Play by Arnold Wesker
Chicken Soup with Barley is a 1956 play by British playwright Arnold Wesker. It is the first of the 'Wesker trilogy'[1] – being followed by Roots and I'm Talking about Jerusalem – and was first performed on stage in 1958 at the Belgrade Theatre in Coventry, transferring later that year to the Royal Court Theatre in London.[2] It is considered to be an important play in the history of post-war British theatre,[1] and one of the few English plays with a sympathetic portrayal of a communist family.[3] The character of Sarah was based on Arnold Wesker's aunt, Sarah Wesker,[4] who was a trade union activist in the East End of London.

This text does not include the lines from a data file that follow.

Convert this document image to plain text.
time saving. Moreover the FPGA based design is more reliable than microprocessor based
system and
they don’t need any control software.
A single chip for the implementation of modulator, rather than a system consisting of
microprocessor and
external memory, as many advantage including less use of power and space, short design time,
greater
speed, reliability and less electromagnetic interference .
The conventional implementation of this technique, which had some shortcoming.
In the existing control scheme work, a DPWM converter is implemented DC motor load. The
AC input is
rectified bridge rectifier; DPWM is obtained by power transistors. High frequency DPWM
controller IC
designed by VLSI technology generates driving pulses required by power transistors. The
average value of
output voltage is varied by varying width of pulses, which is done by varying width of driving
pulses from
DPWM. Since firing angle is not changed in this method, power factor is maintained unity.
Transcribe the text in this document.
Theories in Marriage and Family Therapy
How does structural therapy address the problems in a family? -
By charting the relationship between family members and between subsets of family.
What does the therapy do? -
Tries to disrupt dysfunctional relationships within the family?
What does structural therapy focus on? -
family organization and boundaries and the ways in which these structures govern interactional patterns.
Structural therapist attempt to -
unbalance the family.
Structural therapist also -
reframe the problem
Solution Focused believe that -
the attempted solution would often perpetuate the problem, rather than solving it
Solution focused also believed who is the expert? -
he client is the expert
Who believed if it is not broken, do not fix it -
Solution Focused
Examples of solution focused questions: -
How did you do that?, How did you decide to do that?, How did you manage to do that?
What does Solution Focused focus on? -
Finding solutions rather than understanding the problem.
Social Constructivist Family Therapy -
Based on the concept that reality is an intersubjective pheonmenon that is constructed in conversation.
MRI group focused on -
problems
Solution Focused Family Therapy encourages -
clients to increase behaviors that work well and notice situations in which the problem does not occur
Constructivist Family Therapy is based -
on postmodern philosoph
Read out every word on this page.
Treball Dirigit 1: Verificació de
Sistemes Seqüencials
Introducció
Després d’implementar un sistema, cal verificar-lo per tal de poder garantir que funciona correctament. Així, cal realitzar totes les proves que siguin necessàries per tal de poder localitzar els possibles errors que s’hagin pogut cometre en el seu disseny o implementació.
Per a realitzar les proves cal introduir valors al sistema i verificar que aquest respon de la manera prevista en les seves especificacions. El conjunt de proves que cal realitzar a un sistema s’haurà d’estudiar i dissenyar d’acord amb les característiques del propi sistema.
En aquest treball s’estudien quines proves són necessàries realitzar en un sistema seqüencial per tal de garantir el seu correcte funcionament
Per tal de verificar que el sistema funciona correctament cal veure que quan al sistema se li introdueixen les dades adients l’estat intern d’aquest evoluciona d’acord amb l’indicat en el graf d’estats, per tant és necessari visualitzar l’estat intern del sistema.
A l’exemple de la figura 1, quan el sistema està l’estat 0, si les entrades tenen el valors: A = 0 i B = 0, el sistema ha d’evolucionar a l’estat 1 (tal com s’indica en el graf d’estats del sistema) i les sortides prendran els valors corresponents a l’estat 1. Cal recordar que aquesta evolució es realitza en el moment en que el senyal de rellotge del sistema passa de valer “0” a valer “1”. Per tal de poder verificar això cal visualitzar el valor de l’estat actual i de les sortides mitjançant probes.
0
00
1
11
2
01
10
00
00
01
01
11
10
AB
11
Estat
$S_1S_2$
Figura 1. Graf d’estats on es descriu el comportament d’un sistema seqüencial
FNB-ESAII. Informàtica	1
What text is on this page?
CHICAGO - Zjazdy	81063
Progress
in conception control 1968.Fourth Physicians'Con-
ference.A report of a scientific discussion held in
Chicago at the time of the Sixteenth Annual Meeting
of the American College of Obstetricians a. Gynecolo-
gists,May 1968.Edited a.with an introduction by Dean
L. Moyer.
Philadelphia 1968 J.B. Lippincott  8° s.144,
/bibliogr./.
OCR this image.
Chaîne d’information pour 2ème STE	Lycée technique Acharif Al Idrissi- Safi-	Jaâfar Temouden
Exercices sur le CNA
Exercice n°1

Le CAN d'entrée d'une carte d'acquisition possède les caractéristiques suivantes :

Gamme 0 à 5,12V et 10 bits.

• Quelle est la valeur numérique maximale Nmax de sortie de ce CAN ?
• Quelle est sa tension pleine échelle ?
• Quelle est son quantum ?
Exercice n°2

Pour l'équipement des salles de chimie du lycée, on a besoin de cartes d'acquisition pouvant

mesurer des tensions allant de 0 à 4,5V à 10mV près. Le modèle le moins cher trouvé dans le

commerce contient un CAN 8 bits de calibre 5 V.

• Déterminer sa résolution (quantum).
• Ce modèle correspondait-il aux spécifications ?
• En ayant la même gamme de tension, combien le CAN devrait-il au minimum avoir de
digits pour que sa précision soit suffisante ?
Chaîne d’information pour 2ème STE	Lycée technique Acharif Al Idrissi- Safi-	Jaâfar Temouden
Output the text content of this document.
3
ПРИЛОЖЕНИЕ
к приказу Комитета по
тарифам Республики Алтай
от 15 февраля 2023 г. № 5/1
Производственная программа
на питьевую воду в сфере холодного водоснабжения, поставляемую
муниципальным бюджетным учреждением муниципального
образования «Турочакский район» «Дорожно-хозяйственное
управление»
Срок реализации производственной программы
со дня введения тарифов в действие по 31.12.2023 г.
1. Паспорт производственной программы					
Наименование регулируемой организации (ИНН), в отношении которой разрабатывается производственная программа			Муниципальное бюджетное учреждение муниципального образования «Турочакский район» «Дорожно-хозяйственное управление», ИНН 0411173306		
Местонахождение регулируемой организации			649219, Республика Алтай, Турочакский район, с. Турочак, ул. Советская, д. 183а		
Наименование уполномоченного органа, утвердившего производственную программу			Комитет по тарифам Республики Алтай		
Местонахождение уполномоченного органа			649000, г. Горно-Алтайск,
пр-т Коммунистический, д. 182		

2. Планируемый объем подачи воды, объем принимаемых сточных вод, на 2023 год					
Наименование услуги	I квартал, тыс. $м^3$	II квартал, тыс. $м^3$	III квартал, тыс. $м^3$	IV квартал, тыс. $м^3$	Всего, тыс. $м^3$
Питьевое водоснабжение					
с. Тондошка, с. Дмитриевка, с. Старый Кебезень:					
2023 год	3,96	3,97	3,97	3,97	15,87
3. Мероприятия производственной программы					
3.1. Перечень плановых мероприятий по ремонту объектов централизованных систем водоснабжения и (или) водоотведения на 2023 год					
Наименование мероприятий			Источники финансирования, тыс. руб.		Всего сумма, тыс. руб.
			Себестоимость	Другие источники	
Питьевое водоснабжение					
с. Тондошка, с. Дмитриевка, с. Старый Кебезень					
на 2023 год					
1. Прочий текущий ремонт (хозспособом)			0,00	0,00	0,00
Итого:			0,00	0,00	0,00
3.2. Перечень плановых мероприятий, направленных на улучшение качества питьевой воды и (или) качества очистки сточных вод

A major revival, starring Samantha Spiro, was staged at the Royal Court in the summer of 2011.[5][6]
Synopsis
The play is split into three acts, each with two scenes. It spans 20 years of the lives of the Jewish, immigrant Kahn family living in 1936 in London, and traces the downfall of their ideals in a changing world, parallel to the disintegration of the family.[7][6] The protagonists are the parents, Sarah and Harry, and their children, Ada and Ronnie. They are communists, and Wesker explores how they struggle to maintain their convictions in the face of the Second World War, Stalinism, and the 1956 Hungarian Revolution. Sarah is an adamant socialist; she is strong, family-minded, honest though bossy; Harry, her husband, is weak, a liar and lacks conviction; Ada is extremely passionate about what she believes in, especially Marxism, and, like the others, is also romantic both personally and politically; and finally, Ronnie is a romantic, youthful idealist.